28 Crónica de um Percurso
José-Augusto
França
Fotografias:
Pedro Soares
Capa; Carlos
Nogueira
Livros
Horizonte, Lisboa, Junho de 1999
De cada eléctrico ficou só o guarda-freio cobrador, de
“pull-over” desportivo, a quem se deu assento e um mostrador complexo de botões
e luzes, para além do manípulo simples de ligar e desligar a corrente e
acelerar até aos nove pontos, quando podia “ir a nove”, e de um ou dois travões
niquelados, verticais, que se rodavam nas descidas, a propósito, e agora jazem,
pendurados e inúteis. Amarelos que eram, na cor movente de cidades e carros
recebem hoje em dia camuflagem de reclamos para vãs cobiças. Há muito perderam
os salva-vidas de baixar e levantar, e já não os há abertos, para o Lumiar,
para Benfica, para o futebol ou para a praia do Dafundo, em tempo caldo.
Guardam ainda as janelas de puxar para cima e fixar a várias alturas, e
madeiras no interior, envernizadas, mas a palhinha dos assentos de virara (que
não viram mais) nem recordação já é, e não serve mais o corrimão vertical, de
pau, que se agarrava saltando para o estribo, lá ficando pendurados os cachos
de gente. Como não há atrelados nem grandes articuladas, de lagarto, para abrir
e fechar, à entrada, consoante o sentido da marcha. E um silvo estridente esguicha
agora para abrir passagem, que outrora era o caso de pedal pisado com variada
fúria. E mesmo as paragens já não são o que eram…

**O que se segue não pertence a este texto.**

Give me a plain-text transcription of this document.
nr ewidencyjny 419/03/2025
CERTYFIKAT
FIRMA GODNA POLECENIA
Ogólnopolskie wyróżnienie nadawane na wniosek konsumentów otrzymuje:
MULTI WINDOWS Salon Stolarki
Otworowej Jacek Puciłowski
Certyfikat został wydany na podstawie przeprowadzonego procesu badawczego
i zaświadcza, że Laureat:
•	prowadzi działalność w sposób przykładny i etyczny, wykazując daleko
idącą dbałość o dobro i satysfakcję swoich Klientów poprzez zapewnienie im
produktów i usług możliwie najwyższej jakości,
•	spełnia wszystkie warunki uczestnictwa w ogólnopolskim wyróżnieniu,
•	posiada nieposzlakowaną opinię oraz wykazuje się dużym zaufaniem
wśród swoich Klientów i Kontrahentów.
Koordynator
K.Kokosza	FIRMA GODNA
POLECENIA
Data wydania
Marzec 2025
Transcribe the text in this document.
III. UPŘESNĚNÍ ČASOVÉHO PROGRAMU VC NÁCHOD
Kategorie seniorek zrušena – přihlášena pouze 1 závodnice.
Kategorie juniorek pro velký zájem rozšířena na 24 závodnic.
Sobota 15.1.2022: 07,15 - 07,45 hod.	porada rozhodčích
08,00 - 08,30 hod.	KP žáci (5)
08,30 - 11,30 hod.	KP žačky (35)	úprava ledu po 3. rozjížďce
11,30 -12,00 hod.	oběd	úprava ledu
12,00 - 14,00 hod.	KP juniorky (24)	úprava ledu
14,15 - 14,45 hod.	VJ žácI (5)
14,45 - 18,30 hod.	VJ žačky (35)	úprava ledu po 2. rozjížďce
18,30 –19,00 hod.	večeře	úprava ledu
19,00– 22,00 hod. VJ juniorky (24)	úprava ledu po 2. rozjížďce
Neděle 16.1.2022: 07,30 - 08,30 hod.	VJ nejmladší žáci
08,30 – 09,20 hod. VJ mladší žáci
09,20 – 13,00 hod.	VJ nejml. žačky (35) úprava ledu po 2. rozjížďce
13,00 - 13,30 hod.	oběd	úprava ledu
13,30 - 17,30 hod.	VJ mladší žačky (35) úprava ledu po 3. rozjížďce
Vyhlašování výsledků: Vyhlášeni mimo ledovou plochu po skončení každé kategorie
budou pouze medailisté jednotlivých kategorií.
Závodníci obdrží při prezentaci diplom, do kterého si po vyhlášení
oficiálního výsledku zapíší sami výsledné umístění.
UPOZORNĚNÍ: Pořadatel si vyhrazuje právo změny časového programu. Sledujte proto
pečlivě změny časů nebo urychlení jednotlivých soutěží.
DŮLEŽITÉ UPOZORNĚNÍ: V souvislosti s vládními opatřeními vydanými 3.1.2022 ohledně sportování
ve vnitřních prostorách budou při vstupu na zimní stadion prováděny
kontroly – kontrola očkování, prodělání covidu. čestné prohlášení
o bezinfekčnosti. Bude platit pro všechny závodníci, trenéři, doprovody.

O trajecto faz-se, só impedido e atrasado, aqui e ali,
por automóveis a mais, no seu trânsito sem lei nem roque – e o 28 leva sempre
turistas para o Castelo e muitas vezes carteiristas conhecidos no ofício e
impunes pelo pitoresco; e também gente normal, de ir à Baixa e voltar para
casa, como existe ainda, mas cada vez menos, em Lisboa… E foi também este o
eléctrico que o Tanner tomou, filmando ruas, fora e dentro da carruagem, na sua
fascinada demanda “dans la ville blanche” de há quinze anos.